I dunno what u mean by "glory holes"... but I've been to an eros-club in Copenahgen and there is a room with some holes in the wall... over the bed... and people can go behind them ..and "insert" their "stuff"... on the other side the (usually) woman can play with them really funny! ..especially if you are in the side with the woman and you watch her playing also with others... ;-) ..these were called "GLORY HOLES" there...
If they are what Manolao suggests, then I wanna find one LOL (Maybe from now on, every hole I find, i'll stick my dick though in the hope that someone on the other side sucks it LOL)
ahahah yeah... good idea... just take care is not the hole to control the fire of a big pizza oven!!!!! lol lol laahahah ;-)

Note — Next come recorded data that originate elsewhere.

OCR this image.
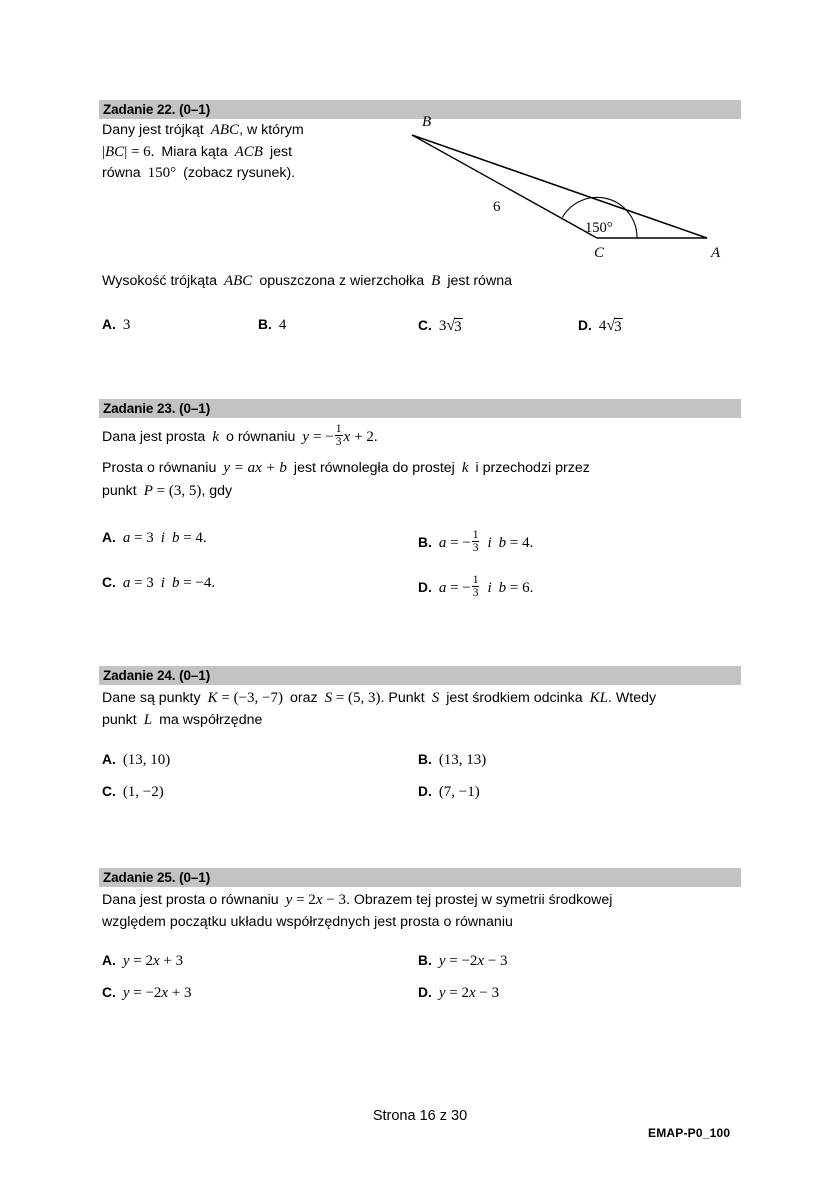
Zadanie 22. (0–1)
Dany jest trójkąt ABC, w którym
|BC| = 6. Miara kąta ACB jest
równa 150° (zobacz rysunek).
B
C	A
6
150°
Wysokość trójkąta ABC opuszczona z wierzchołka B jest równa
A. 3	B. 4	C. 3√3	D. 4√3
Zadanie 23. (0–1)
Dana jest prosta k o równaniu y = − $\frac{1}{3}$ x + 2.
Prosta o równaniu y = ax + b jest równoległa do prostej k i przechodzi przez
punkt P = (3, 5), gdy
A. a = 3 i b = 4.	B. a = − $\frac{1}{3}$ i b = 4.
C. a = 3 i b = −4.	D. a = − $\frac{1}{3}$ i b = 6.
Zadanie 24. (0–1)
Dane są punkty K = (−3, −7) oraz S = (5, 3). Punkt S jest środkiem odcinka KL. Wtedy
punkt L ma współrzędne
A. (13, 10)	B. (13, 13)
C. (1, −2)	D. (7, −1)
Zadanie 25. (0–1)
Dana jest prosta o równaniu y = 2x − 3. Obrazem tej prostej w symetrii środkowej
względem początku układu współrzędnych jest prosta o równaniu
A. y = 2x + 3	B. y = −2x − 3
C. y = −2x + 3	D. y = 2x − 3
Strona 16 z 30
EMAP-P0_100
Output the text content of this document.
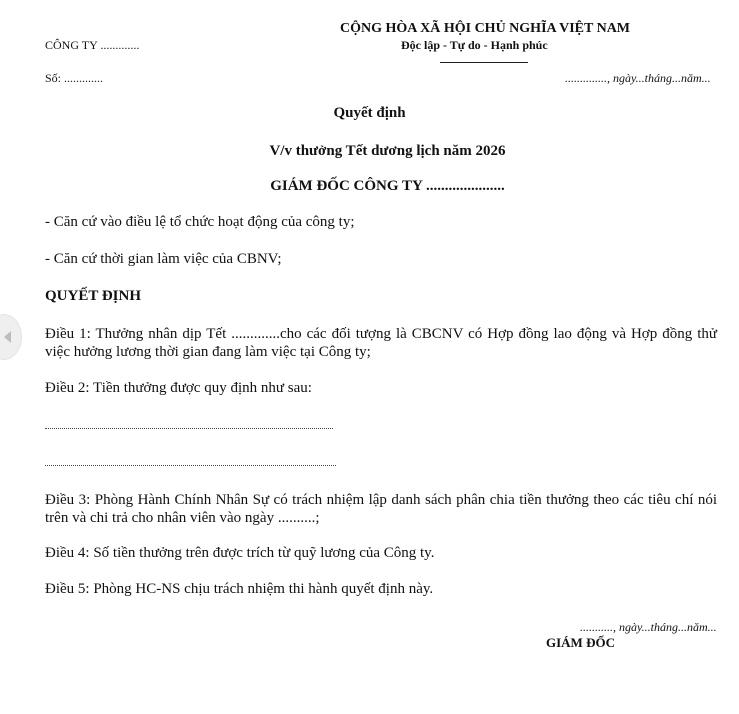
CÔNG TY .............
CỘNG HÒA XÃ HỘI CHỦ NGHĨA VIỆT NAM
Độc lập - Tự do - Hạnh phúc
Số: .............	.............., ngày...tháng...năm...
Quyết định
V/v thưởng Tết dương lịch năm 2026
GIÁM ĐỐC CÔNG TY .....................
- Căn cứ vào điều lệ tổ chức hoạt động của công ty;
- Căn cứ thời gian làm việc của CBNV;
QUYẾT ĐỊNH
Điều 1: Thưởng nhân dịp Tết .............cho các đối tượng là CBCNV có Hợp đồng lao động và Hợp đồng thử việc hưởng lương thời gian đang làm việc tại Công ty;
Điều 2: Tiền thưởng được quy định như sau:
Điều 3: Phòng Hành Chính Nhân Sự có trách nhiệm lập danh sách phân chia tiền thưởng theo các tiêu chí nói trên và chi trả cho nhân viên vào ngày ..........;
Điều 4: Số tiền thưởng trên được trích từ quỹ lương của Công ty.
Điều 5: Phòng HC-NS chịu trách nhiệm thi hành quyết định này.
..........., ngày...tháng...năm...
GIÁM ĐỐC
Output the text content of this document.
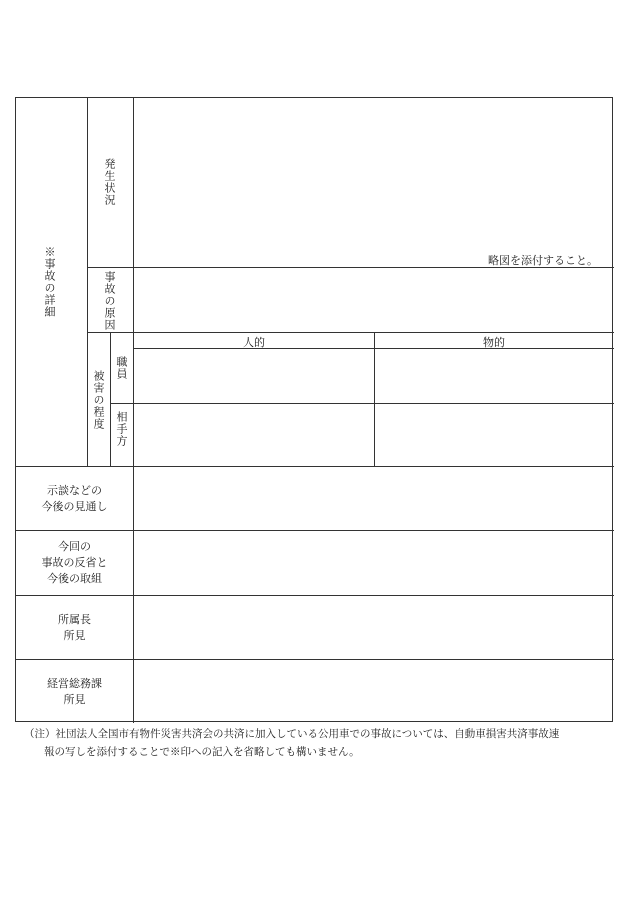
※事故の詳細
発生状況
略図を添付すること。
事故の原因
被害の程度
人的	物的
職員
相手方
示談などの
今後の見通し
今回の
事故の反省と
今後の取組
所属長
所見
経営総務課
所見
（注）社団法人全国市有物件災害共済会の共済に加入している公用車での事故については、自動車損害共済事故速
報の写しを添付することで※印への記入を省略しても構いません。
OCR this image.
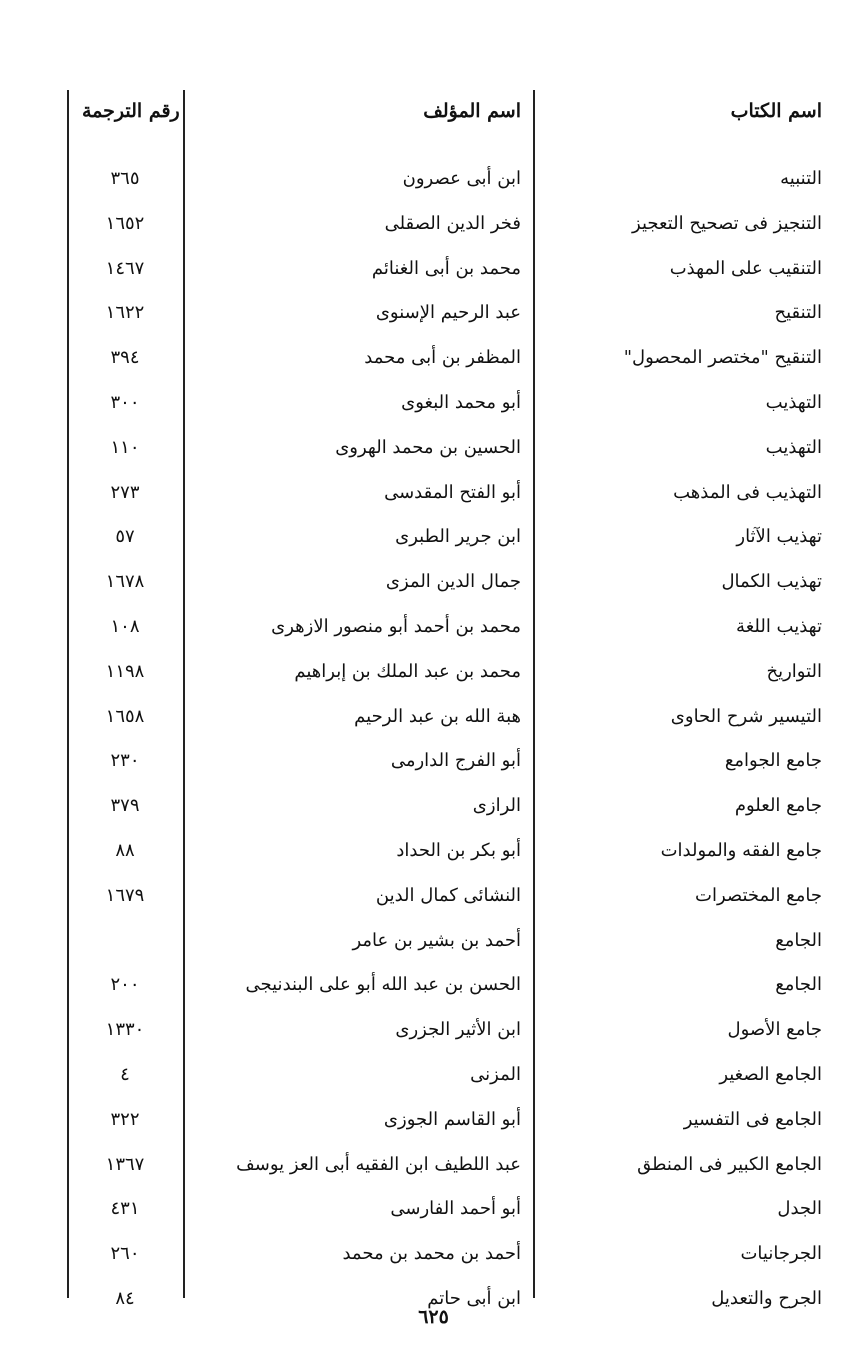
اسم الكتاب
اسم المؤلف
رقم الترجمة
التنبيه
ابن أبى عصرون
٣٦٥
التنجيز فى تصحيح التعجيز
فخر الدين الصقلى
١٦٥٢
التنقيب على المهذب
محمد بن أبى الغنائم
١٤٦٧
التنقيح
عبد الرحيم الإسنوى
١٦٢٢
التنقيح "مختصر المحصول"
المظفر بن أبى محمد
٣٩٤
التهذيب
أبو محمد البغوى
٣٠٠
التهذيب
الحسين بن محمد الهروى
١١٠
التهذيب فى المذهب
أبو الفتح المقدسى
٢٧٣
تهذيب الآثار
ابن جرير الطبرى
٥٧
تهذيب الكمال
جمال الدين المزى
١٦٧٨
تهذيب اللغة
محمد بن أحمد أبو منصور الازهرى
١٠٨
التواريخ
محمد بن عبد الملك بن إبراهيم
١١٩٨
التيسير شرح الحاوى
هبة الله بن عبد الرحيم
١٦٥٨
جامع الجوامع
أبو الفرج الدارمى
٢٣٠
جامع العلوم
الرازى
٣٧٩
جامع الفقه والمولدات
أبو بكر بن الحداد
٨٨
جامع المختصرات
النشائى كمال الدين
١٦٧٩
الجامع
أحمد بن بشير بن عامر
الجامع
الحسن بن عبد الله أبو على البندنيجى
٢٠٠
جامع الأصول
ابن الأثير الجزرى
١٣٣٠
الجامع الصغير
المزنى
٤
الجامع فى التفسير
أبو القاسم الجوزى
٣٢٢
الجامع الكبير فى المنطق
عبد اللطيف ابن الفقيه أبى العز يوسف
١٣٦٧
الجدل
أبو أحمد الفارسى
٤٣١
الجرجانيات
أحمد بن محمد بن محمد
٢٦٠
الجرح والتعديل
ابن أبى حاتم
٨٤
٦٢٥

Quote; Maybe from now on, every hole I find, i'll stick my dick though in the hope that someone on the other side sucks it LOL) Just hope there aren't a pair of scissors waiting on the other side
Bah, I'm SO sun-burnt today, the pizza oven would probally feel cool compared to the reddness/burns on my neck.
If you saw a guys *member* sticking out of a hole, is that what you would do? chop it off? you're evil LOL
Sorry, but you actually have to do that. Can just picture the look on some guys face - expecting to be blown but to be used as a hat stand!! hehehe..
I like these latest ideas, I would use stop action photograhy to make claymation type videos, only with a penis and some felt fashion accessories, then I would take off my rubber gloves
The sight of someone's pecker with a hat on it would'nt be half as funny as the poor slob on the other side of the wall that just stuck his tallywhacker through a hole in the wall. What if there's a pissed off pit bull on the other side?
theres one at this dive of a bar my friends go to... in the wall between the guys and girls room. ive never seen anything sticking through, though.
oh god no...oh god no....habanero hot sauce is like....if you eat anything with it on it, and even if you wash your hands twice and you take a piss within an hour of touching the bottle....you'll die. seiously i've done this and it killed with mere trace amounts...if it was poured directly on a pecker...i wouldnt be surprised if serious physical damage was done. personally i don't think i'd be down with sticking my ding dong through one of those holes and trusting random people on the other side to be nice to it.